Search code examples
pythonmissing-datatxtdifflib

comparing two .txt, difflib module tells me that a line is unique ('-') when in fact it is present in both .txt


I need help with difflib module.

I'm using difflib (https://docs.python.org/3/library/difflib.html) to compare 2 txt from url, line by line, and find duplications and missing lines. difflib flag with a '-' each line that it's only unique in one of those txt, but, when I run the code in python, I can see some lines flagged with '-' but those lines are present in both txt (it shouldn't, it should be present only in one of these txt, not both).

These are the 2 txt I compare: https://sumo.media/ads_1.txt --- https://sumo.media/ads_2.txt

Does anyone knows why it happens? I show you a screenshot at the end, with the output ussing difflib. Look at the line 'appnexus.com, 8610, DIRECT, f5ab79cb980f11d1' (which contains a '-' at the beginning, telling me that it's unique in https://sumo.media/ads_1.txt). This is not true because If I go to both txt urls, I can see this line in both txt.

What is strange is that if I analyze fewer lines, it works, but it does not work with lot of lines. I need to analyze large amount of lines so I need a solution. Any idea? any alternative maybe?

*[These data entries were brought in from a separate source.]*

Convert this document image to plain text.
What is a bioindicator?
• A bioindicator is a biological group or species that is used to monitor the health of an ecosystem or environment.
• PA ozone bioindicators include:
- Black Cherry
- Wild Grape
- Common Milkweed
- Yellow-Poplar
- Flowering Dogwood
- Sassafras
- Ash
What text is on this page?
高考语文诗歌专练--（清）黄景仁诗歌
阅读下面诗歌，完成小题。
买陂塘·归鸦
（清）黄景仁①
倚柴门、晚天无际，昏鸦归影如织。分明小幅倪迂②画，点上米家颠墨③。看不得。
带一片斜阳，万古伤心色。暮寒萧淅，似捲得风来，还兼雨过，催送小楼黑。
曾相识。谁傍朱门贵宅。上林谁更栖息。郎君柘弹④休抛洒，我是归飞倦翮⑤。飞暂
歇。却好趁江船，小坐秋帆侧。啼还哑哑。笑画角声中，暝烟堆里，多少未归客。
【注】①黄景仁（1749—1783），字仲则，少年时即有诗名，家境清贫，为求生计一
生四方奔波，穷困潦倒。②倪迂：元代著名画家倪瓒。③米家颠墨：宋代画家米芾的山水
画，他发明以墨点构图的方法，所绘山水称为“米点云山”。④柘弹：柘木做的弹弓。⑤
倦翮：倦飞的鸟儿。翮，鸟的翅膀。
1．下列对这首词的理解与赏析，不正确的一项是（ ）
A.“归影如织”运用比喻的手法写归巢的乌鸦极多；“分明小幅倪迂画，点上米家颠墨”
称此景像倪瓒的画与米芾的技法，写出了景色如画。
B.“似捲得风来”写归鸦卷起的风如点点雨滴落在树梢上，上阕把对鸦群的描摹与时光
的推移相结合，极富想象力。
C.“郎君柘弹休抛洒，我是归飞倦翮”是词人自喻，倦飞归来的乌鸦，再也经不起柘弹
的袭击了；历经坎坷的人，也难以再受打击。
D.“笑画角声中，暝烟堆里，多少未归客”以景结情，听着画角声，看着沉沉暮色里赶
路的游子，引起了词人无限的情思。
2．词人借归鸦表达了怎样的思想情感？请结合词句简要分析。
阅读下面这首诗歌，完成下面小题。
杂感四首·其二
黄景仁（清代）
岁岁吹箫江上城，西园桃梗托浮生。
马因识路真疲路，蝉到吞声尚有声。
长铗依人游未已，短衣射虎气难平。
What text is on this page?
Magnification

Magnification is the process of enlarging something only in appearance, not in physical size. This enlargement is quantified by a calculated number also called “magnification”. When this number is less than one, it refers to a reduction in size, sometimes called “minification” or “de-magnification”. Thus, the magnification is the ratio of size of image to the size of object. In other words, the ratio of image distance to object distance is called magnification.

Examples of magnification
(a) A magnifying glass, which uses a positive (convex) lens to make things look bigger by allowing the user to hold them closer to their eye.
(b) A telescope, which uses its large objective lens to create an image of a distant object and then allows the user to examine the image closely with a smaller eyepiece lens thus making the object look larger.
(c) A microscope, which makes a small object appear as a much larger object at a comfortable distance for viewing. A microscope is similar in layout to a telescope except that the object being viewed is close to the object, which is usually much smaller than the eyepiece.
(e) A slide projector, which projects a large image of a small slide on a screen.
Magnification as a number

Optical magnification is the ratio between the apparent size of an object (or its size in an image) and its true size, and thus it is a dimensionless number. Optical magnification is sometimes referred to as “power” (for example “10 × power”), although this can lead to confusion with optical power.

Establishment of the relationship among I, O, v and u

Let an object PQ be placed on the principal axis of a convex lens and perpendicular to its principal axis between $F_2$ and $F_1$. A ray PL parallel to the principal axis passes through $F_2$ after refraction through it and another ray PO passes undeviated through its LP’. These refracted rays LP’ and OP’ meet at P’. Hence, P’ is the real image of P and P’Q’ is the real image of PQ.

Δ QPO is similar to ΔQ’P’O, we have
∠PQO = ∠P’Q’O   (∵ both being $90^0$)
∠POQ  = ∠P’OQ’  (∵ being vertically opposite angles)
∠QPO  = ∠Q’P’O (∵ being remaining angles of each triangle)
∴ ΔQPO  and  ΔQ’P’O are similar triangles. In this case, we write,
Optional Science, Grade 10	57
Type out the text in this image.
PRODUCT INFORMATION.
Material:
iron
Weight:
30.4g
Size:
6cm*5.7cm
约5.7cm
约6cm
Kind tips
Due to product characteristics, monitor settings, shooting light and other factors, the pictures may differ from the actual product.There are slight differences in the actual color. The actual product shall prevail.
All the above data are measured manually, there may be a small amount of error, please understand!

I also attach the code I run. The way I do this is getting both txt urls with request and asign a variable for each one. Then I apply a splitlines() and it returns an array with a value for each line (as string). I get 2 arrays, one for each txt. Finally I compare these 2 arrays to see which lines are duplicated or missing:

adstxt_1 = requests.get('http://www.sumo.media/ads_1.txt').text
adstxt_2 = requests.get('http://www.sumo.media/ads_2.txt').text


a = adstxt_1.splitlines()    # split line by line
b = adstxt_2.splitlines()    # split line by line

differ = difflib.Differ()
diffs = list(differ.compare(a, b))
for c in diffs:
    print(c)

What the code tells me (this line for ex start with '-' which should be unique in ads_1.txt): python output

... but I see this same line in both .txt: /ads_1.txt --- /ads_2.txt

Appreciate any help!


Solution

  • diff doesn't check if line is unique in all file but if line is in the same place in other file - so you should first sort lines.

    But If you want to check if lines exist in both files or if they unique in one file then better convert to set() and compare sets.


    Minimal working code

    a = ['A', 'B', 'C']
    b = ['A', 'C', 'D']
    
    print('a:', a)
    print('b:', b)
    
    set_a = set(a)
    set_b = set(b)
    
    print('--- duplicated ---')
    
    duplicated = set_a & set_b
    
    for item in sorted(duplicated):
        print(item)
        
    print('--- unique a ---')
    
    unique_a = set_a - set_b
    
    for item in sorted(unique_a):
        print(item)
    
    print('--- unique b ---')
    
    unique_b = set_b - set_a
    
    for item in sorted(unique_b):
        print(item)
    

    Result

    a: ['A', 'B', 'C']
    b: ['A', 'C', 'D']
    --- duplicated ---
    A
    C
    --- unique a ---
    B
    --- unique b ---
    D